A visualization using an IR camera of heat loss in a hand in a box of ice over time
For this project, I learned a lot about data collection. I wasted a lot of time meticulously collecting data from my personal life which ended up not being super-interesting for a visualization, mostly because I didn’t plan ahead enough regarding my data logging routine. I changed my mind at the last minute and decided to get a series of IR images of myself getting colder over time, because most people who know me well would say that I am unusually cold-natured so that seemed like an interesting trait to explore. I wanted to do full-body images but couldn’t because the resolution of the camera was too low for them to be interesting. I then changed to just my hand, which brought a new set of problems because data collection was kind of painful (and eventually my hand started… vibrating?) and I kept moving. If I had to do this differently, I would have stuck with my original general idea but collected the data better. If I had more time with this data, I would have made the graph interactive so you could select a point on the image of the hand to show the plot for that point.
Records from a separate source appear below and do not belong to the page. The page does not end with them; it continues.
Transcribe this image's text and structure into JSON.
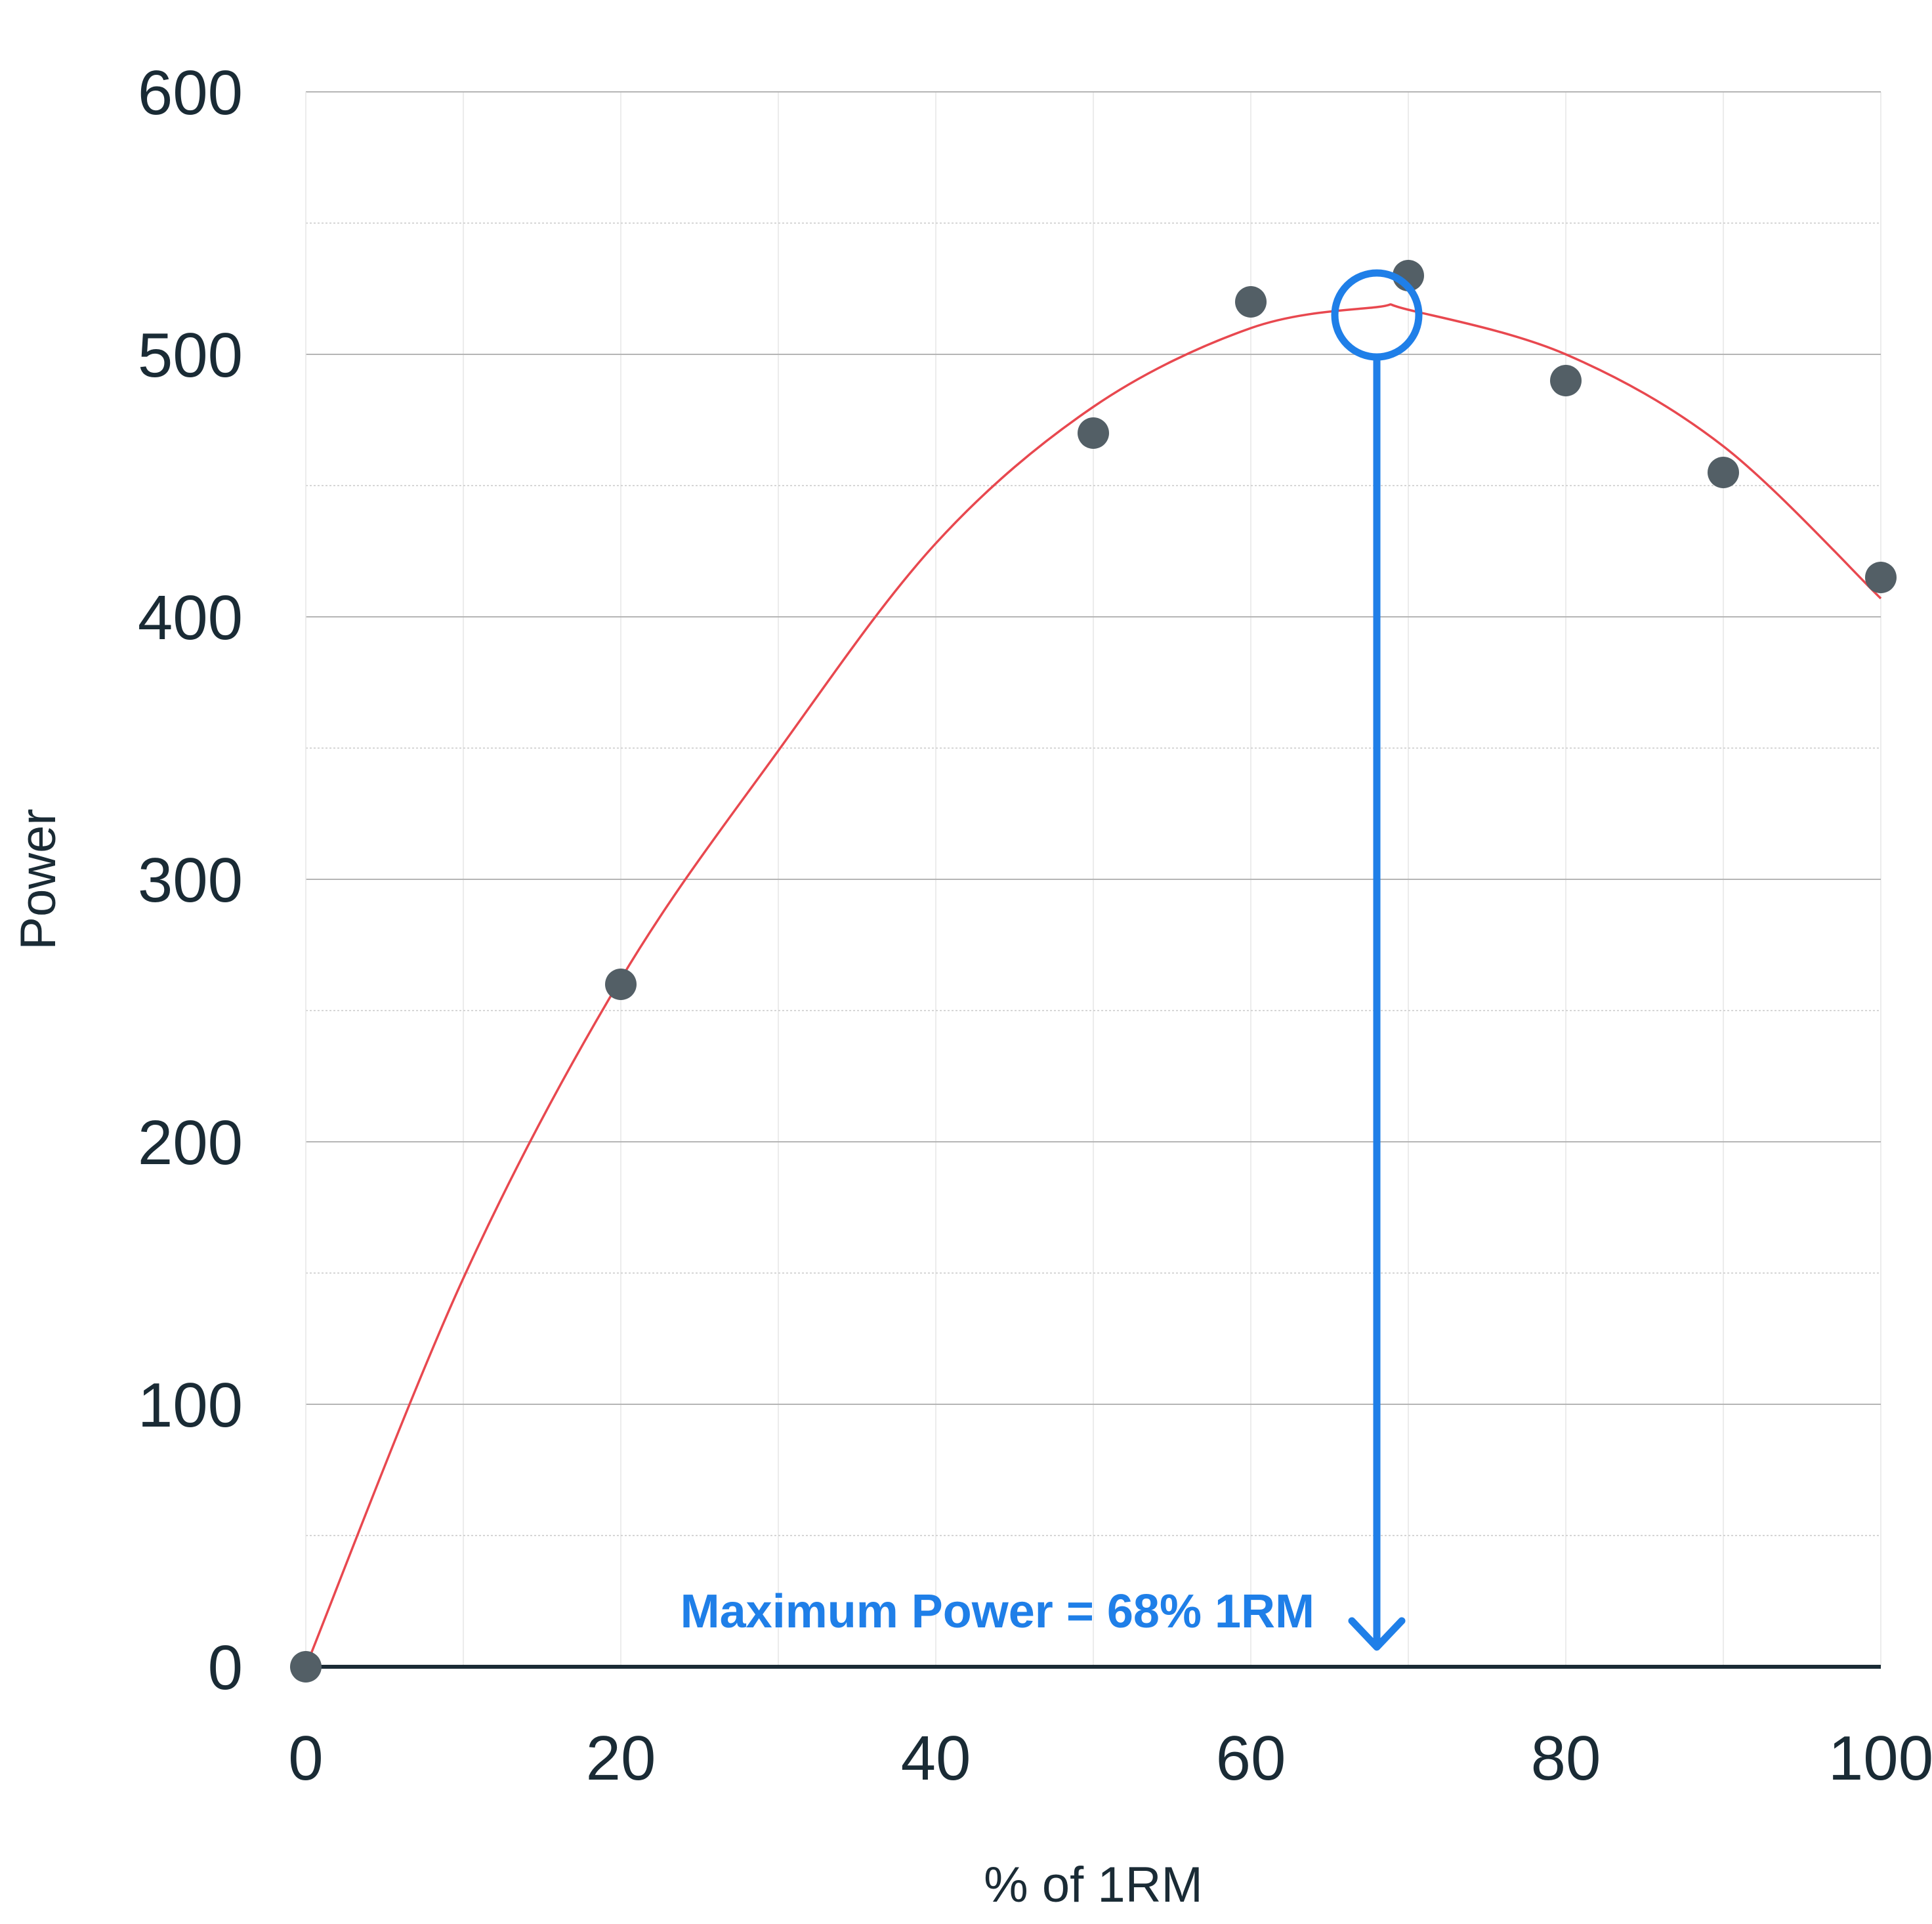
{
  "chart_data": {
    "type": "scatter",
    "title": "",
    "xlabel": "% of 1RM",
    "ylabel": "Power",
    "xlim": [
      0,
      100
    ],
    "ylim": [
      0,
      600
    ],
    "x_ticks": [
      0,
      20,
      40,
      60,
      80,
      100
    ],
    "y_ticks": [
      0,
      100,
      200,
      300,
      400,
      500,
      600
    ],
    "grid": true,
    "legend": "none",
    "series": [
      {
        "type": "scatter",
        "x": [
          0,
          20,
          50,
          60,
          70,
          80,
          90,
          100
        ],
        "y": [
          0,
          260,
          470,
          520,
          530,
          490,
          455,
          415
        ],
        "color": "#535f66"
      },
      {
        "type": "line",
        "style": "quadratic fit",
        "x": [
          0,
          10,
          20,
          30,
          40,
          50,
          60,
          68,
          70,
          80,
          90,
          100
        ],
        "y": [
          0,
          148,
          262,
          349,
          428,
          480,
          510,
          518,
          517,
          500,
          465,
          407
        ],
        "color": "#e8484f"
      }
    ],
    "annotation": {
      "text": "Maximum Power = 68% 1RM",
      "x": 68,
      "y": 515,
      "color": "#1f7fe8"
    }
  }
}
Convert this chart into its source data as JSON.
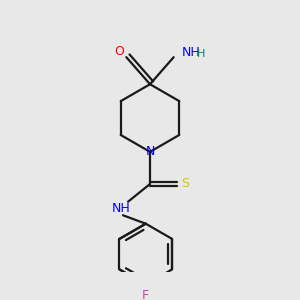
{
  "bg_color": "#e8e8e8",
  "bond_color": "#1a1a1a",
  "O_color": "#ff0000",
  "N_color": "#0000ff",
  "S_color": "#cccc00",
  "F_color": "#cc44aa",
  "H_color": "#008080",
  "lw": 1.6,
  "xlim": [
    0,
    3
  ],
  "ylim": [
    0,
    3.2
  ]
}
Here’s a couple of images from some preliminary tests with the IR camera:
I like the appearance of these images better than the ones I ended up using, but I had to stop before getting as pretty/dramatic results as I would have liked as the camera kept crashing and I was somewhat concerned about injuring myself.
From the video, you can tell that I learned A) my hands do get cold very fast (each frame is only about 2 seconds apart) and B) my fingers get cold much before my palm. I guess the only surprising thing was really that my palm stayed literally exactly the same temperature in most places over time. Yay, blood vessels! There weren’t really any significant outliers, but there was a certain amount of noise, so I’m unsure if the oscillation I saw in the temperature at most points was a real phenomenon like my heartbeat, or just noise.